Music, Print, Reviews December 2, 2015

Album Review: Fuzz – II

by Clark Lamson

823c311dIf you’re a regular reader of our Top Tunes Thursday column, then you’ve heard me talking about my adoration for the side project. Low professional and high personal stakes make for an amicable environment for most artists, feeling the chains of “keeping food on the table” slip away. This week, we take a look at the noisily cathartic Fuzz, the side project of rock savant, Ty Segall, and their sophomore release, aptly named II. While Segall has made a name for himself by way of sonic bombardment and voracious output (in 2012, Segall put out three albums in 12 months, quickly followed by dual reissues in early 2013) Fuzz is a noticeably nastier brand of psych-metal.

With Segall on drums and vocals, long time friend Charlie Moothart on guitar and vocals, and last minute addition Mikal Cronin on bass, Fuzz turns Segall’s love of cranky amps up to 12, coating every sound in a thick, gooey layer of curdled distortion. This record isn’t meant for headphones. The imagination that pours out of II makes it play out in your speakers like some sort of disastrously gorey space opera, slow motion blaster bolts and hellish alien innards wetly sprayed across the hellscape of battle. When you’re dealing with sounds like these, it’s a disservice to cramp them. Behind the gore and spectacle of it all, there’s an honest adoration for the sounds, especially for the guitar. The band might as well be using their instruments to slash through overgrown jungle weeds. This is all just boys on an adventure. The shameless audacity with which they embark on every track is utterly childlike.

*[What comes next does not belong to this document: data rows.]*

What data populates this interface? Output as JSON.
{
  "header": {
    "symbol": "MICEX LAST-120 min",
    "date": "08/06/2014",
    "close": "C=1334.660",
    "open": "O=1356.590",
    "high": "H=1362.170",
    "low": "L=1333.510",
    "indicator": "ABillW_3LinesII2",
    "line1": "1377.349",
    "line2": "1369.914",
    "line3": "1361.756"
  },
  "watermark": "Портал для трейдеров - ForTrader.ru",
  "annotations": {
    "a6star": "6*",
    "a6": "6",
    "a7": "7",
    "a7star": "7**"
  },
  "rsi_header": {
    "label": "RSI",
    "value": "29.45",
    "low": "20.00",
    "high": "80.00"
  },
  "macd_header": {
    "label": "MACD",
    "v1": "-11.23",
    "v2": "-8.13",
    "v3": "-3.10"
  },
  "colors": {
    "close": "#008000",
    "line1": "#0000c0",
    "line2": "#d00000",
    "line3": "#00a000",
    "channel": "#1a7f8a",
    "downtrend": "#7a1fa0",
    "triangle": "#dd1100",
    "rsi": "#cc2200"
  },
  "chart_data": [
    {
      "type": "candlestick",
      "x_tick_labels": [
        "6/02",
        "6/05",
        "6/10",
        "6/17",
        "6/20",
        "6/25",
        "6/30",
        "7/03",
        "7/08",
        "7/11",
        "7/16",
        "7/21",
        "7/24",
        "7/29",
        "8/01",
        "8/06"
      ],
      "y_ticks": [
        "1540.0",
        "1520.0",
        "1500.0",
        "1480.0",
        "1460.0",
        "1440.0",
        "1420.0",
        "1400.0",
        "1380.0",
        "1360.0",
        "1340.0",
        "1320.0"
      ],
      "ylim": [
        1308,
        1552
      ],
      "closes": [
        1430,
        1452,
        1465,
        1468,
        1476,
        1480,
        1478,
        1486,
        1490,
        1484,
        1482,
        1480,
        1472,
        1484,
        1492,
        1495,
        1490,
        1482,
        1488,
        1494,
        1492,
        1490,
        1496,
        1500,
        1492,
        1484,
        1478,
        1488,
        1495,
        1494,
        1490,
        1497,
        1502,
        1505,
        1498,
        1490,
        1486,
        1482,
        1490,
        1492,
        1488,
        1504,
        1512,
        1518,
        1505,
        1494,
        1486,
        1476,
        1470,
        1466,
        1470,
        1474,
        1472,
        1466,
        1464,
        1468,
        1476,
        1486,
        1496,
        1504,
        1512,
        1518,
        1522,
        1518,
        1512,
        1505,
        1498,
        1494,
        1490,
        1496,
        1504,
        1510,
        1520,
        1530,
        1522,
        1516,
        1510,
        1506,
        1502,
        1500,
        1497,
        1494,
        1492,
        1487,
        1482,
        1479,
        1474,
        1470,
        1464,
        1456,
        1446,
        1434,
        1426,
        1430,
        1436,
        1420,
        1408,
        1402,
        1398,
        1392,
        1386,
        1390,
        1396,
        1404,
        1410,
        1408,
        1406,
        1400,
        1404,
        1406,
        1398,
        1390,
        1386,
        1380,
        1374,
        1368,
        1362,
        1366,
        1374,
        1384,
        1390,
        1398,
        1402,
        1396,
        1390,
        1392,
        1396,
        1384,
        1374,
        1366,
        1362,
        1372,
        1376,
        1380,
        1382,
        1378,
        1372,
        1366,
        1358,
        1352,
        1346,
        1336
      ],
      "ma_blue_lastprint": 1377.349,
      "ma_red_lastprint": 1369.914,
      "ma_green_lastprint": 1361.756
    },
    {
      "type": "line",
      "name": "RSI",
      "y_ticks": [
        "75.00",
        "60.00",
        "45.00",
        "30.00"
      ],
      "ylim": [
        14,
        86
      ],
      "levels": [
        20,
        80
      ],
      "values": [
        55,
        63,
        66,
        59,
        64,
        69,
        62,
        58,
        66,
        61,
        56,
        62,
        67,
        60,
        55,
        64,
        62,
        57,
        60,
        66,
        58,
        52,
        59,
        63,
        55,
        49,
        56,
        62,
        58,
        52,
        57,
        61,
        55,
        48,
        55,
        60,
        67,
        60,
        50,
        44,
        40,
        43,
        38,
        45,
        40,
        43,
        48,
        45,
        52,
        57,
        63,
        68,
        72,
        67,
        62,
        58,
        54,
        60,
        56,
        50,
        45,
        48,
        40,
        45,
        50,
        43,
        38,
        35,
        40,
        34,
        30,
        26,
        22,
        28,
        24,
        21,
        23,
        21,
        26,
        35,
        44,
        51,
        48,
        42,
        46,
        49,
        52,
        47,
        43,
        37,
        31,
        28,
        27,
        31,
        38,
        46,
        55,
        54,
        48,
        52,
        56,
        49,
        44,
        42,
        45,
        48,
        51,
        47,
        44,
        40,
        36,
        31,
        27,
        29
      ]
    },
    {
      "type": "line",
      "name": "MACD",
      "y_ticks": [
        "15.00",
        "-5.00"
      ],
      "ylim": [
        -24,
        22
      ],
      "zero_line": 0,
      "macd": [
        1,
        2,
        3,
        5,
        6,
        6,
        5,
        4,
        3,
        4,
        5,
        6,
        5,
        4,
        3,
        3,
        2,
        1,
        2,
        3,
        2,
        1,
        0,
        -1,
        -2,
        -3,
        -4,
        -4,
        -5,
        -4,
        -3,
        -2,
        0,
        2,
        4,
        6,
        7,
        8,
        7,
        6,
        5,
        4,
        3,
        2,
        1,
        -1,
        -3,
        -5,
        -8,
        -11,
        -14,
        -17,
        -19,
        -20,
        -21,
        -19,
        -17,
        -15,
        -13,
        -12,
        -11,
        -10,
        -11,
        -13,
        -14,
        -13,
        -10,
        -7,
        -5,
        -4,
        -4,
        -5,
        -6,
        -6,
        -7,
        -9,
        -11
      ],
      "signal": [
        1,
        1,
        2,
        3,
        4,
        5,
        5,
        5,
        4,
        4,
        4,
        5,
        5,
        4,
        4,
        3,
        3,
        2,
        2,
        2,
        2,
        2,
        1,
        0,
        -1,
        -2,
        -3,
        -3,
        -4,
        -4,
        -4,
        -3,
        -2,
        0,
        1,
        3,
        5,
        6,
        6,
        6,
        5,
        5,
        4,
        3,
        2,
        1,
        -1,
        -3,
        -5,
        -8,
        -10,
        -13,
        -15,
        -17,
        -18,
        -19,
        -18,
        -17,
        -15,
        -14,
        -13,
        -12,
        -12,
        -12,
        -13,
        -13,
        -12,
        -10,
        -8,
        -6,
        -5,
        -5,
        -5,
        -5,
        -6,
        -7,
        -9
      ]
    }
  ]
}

Segall plays expertly at keeping the listener on their toes. Around every corner may be some face warping breakdown, relentless cymbals and suffocating distortion making it all the tastier. When you finally reach the climax of “Let It Live,” you feel as if you’ve just taken a rollercoaster ride to the stratosphere, and all that’s left is the fall. Even in returning to the regular melody, tiny breaks in the track make every return a sternum shaking backfire out of Satan’s lowrider.

While there are only two instrumentals on the record (The dubious groove “Sleestak” and the 13 minute ear blistering come down that is “II”) they represent the thesis of the record writ large: Rock as hard as you possibly f*cking can. This record can never be played loud enough. Though the sinister whimsy is prevalent, it’s not all mowing down demons. Moments like those in the first minutes of “Silent Sits the Dust Bowl” betray the deft hand that holds the gnarled pick, as well as the ear for composition.

Ty Segal’s Fuzz looks to dustier paragons of noise like Sabbath, Wolfmother, The Hives and The Eagles of Death Metal and says “we’ll take it from here.” The sounds born within the mildewed and crawling horror swamp that is Segal’s musical brain can only be truly appreciated in the context of honestly curious rock exploration. When you’re talking about pushing the guitar to its structural and audial limits, about reaching to the very corners of our musical expectations and poking a finger over the line, Ty Segall is the only one we millennials can claim for our own. Like the artful goofballs of old (Bowie, Reed) Segall is relentlessly catapulting himself from project to project, with no love lost in between.